Vampires drink human blood.
It’s in literally every vampire story that that is what they do. Vampires who don’t drink human blood have to be the exception, not the rule.
Plus, how can the idea that vampires drink human blood be such a surprise to him when he himself has such a strong instinct to drink human blood? Even being near humans is a struggle. Of course not everyone would have the strength or desire to resist that urge. It is common sense!
Sometimes I just don’t get why Meyer adds these small details. They make so little sense. They are so clueless. Is she messing with us on purpose?
I also don’t know how realistic it is that everyone Edward hunted when he separated from Carlisle and Carlisle’s lifestyle were so extremely cold. I get that some people are natural predators, but most aren’t. Even people who do bad things tend to have a conscience. If you watch crime documentaries about people in prison, most don’t view themselves as innately bad people. They are often just normal people who did something bad. How often is it that you actually run into someone who one hundred percent believes that they’re evil incarnate?
Give me a break.
The scene where the child molester / murderer was killed by Edward was also way too much for me. It came across as extremely inappropriate and unnecessary for Midnight Sun. As the reader, I had already understood that the people Edward chose to kill were people who wanted to do bad things to others. I really didn’t want or need a deeper explanation. It kind of grossed me out.
Of course, I am relieved that the man didn’t hurt anyone in the end. I just didn’t need a justification for Edward’s kills beyond the basic explanation. Perhaps Meyer should have spent more time justifying the way he controls and stalks Bella than talking about him killing a pedophile. I don’t know.
When Alice and Jasper entered Edward’s room towards the end of the chapter, I did find myself enjoying the further explanation of Jasper’s special talent.

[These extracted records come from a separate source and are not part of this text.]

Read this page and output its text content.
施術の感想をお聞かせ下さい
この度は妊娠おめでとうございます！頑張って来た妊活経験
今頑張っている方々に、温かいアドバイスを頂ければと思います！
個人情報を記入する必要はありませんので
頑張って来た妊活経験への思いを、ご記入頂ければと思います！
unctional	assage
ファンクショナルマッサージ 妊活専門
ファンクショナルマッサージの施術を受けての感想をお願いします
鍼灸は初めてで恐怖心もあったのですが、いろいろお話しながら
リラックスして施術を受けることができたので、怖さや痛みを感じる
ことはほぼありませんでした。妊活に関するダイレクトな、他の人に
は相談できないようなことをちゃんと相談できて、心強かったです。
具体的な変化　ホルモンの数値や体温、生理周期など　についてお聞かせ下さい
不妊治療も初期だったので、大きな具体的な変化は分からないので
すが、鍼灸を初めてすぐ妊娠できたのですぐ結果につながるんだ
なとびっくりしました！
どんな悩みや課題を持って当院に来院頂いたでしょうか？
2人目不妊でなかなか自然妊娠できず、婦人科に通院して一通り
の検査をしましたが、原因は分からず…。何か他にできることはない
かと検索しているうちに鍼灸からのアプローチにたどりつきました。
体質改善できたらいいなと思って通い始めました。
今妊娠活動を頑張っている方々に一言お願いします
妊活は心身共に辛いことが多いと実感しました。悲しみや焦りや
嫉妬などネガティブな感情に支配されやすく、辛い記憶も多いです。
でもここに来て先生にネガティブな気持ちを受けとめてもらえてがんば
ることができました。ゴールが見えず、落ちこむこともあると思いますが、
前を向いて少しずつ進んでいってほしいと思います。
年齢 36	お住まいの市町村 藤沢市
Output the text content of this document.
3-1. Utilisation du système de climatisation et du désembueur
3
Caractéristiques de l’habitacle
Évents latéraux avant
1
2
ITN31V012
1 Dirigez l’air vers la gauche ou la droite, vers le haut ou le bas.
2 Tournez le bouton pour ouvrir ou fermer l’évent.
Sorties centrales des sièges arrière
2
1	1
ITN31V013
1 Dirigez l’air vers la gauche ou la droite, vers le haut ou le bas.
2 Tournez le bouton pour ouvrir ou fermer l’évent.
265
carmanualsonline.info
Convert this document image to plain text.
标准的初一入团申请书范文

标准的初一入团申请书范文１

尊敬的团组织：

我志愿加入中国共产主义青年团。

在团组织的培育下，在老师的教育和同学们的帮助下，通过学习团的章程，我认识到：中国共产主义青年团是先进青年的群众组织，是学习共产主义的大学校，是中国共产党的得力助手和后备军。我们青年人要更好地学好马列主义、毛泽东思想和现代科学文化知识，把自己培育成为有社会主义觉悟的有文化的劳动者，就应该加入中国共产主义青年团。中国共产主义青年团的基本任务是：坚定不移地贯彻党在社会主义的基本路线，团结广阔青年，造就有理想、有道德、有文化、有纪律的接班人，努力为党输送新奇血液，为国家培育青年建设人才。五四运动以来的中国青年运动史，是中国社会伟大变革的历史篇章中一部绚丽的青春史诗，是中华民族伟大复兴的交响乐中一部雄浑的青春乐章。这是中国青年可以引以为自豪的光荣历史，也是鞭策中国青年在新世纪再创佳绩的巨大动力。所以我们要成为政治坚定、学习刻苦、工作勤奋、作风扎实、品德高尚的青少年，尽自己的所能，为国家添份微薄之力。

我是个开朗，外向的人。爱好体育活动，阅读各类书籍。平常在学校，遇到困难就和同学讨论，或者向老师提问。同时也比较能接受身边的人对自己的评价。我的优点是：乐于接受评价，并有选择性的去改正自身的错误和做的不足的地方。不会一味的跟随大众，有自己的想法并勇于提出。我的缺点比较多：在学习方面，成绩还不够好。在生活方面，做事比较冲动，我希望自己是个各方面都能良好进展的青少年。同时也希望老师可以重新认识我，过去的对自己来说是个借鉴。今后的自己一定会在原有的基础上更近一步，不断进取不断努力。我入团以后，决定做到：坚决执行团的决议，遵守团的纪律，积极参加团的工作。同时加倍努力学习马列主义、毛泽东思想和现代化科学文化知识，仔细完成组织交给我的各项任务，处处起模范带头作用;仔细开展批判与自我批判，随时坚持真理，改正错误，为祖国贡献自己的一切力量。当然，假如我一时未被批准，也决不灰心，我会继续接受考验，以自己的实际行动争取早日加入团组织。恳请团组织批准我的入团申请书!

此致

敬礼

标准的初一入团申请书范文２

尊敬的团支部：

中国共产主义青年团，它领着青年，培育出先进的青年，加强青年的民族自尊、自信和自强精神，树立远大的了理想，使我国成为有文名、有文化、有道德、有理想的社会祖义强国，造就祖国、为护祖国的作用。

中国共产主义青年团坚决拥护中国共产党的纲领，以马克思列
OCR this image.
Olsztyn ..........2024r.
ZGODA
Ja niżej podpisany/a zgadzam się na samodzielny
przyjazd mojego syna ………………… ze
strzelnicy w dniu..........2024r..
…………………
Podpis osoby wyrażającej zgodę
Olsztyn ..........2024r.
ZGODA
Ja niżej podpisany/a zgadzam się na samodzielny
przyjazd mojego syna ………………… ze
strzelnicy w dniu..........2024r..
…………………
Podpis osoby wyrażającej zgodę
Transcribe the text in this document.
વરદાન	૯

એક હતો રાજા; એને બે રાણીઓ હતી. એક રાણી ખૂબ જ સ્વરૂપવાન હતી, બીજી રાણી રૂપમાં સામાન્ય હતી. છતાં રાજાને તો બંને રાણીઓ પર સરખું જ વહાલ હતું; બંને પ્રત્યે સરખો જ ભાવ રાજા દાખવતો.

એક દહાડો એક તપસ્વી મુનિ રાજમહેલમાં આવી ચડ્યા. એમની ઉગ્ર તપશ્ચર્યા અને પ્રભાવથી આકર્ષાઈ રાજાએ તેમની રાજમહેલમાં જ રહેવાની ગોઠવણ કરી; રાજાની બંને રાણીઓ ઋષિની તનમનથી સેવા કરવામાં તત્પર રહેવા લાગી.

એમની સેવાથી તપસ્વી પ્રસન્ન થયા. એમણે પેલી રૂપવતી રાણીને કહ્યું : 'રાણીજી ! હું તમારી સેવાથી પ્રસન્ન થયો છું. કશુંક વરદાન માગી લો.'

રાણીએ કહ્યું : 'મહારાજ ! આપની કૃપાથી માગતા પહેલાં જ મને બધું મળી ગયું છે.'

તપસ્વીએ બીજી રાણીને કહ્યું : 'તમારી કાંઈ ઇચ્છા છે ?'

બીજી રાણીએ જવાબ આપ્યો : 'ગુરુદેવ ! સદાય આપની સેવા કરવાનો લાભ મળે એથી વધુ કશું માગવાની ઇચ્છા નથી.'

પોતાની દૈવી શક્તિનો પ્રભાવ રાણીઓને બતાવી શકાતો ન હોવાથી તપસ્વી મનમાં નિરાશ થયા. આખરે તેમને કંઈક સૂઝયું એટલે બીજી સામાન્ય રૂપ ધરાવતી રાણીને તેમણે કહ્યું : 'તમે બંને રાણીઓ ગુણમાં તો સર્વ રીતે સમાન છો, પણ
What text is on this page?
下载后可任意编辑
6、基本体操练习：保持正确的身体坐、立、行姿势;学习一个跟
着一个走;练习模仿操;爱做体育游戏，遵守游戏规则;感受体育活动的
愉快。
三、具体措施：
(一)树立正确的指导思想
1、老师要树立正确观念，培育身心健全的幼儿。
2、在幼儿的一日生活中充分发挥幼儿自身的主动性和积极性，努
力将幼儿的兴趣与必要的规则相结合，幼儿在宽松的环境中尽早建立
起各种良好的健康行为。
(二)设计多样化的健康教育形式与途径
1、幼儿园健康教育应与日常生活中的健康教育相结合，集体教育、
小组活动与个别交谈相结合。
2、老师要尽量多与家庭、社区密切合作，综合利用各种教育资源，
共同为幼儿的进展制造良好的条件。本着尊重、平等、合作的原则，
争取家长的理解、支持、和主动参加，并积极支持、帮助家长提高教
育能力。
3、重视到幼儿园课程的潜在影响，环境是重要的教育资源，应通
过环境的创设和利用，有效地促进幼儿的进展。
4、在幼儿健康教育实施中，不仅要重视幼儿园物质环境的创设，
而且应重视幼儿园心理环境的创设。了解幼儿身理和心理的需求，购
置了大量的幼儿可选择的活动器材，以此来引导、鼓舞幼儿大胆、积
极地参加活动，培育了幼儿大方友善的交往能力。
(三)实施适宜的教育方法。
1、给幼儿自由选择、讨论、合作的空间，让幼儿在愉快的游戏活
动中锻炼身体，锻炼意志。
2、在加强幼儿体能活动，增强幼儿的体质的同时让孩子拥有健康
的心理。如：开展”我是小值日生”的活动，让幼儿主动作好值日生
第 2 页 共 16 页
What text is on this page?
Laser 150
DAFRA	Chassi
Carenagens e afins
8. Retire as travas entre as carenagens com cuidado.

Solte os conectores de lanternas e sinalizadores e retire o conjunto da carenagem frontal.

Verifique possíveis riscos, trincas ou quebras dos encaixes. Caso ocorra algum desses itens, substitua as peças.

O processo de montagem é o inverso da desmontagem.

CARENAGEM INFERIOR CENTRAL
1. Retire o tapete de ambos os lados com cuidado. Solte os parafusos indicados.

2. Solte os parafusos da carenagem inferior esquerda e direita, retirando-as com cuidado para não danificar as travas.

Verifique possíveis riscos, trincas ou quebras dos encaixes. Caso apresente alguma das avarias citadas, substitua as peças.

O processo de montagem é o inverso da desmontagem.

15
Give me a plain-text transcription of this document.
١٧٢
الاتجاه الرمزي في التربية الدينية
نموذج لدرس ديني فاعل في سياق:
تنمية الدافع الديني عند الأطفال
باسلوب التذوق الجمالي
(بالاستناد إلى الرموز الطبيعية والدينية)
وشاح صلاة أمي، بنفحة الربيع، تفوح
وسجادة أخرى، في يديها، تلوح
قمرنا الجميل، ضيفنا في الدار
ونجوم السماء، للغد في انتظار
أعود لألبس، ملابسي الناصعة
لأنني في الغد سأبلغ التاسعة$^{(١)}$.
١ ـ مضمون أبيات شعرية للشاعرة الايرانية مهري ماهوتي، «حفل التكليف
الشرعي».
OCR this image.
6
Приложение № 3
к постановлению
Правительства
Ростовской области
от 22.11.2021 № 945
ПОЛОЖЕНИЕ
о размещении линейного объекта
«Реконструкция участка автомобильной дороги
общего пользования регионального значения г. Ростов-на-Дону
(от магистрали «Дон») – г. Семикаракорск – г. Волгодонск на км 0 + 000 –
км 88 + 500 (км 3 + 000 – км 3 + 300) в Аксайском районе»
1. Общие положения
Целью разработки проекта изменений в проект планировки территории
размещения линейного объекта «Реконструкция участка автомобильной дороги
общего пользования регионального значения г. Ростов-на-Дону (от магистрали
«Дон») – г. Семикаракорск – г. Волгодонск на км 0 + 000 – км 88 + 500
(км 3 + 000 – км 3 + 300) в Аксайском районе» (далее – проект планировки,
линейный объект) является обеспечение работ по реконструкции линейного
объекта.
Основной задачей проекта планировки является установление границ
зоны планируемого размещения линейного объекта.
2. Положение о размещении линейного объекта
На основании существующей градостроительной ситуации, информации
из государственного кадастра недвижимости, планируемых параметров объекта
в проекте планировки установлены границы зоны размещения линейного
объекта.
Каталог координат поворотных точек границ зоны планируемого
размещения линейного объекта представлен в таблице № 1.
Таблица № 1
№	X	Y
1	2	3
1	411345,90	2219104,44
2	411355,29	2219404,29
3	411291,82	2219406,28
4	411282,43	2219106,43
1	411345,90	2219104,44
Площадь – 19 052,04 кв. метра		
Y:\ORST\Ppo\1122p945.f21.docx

I had no real understanding of his talent prior. It didn’t occur to me that he really felt the emotions of those around him, even though I’m positive that Meyer has previously mentioned it. I just thought he was capable of controlling it, kind of similarly to one of the talents in the Graceling books where the character can control someone but not really know the depth of their mind. I thought it was more of an outside force than internal knowledge, particularly because it’s capable of influencing Bella.
But I don’t really know if I’d want to be around Jasper after reading this. Knowing and controlling my emotions feels kind of like a violation to me. I don’t want him intruding on my emotions. Keep out!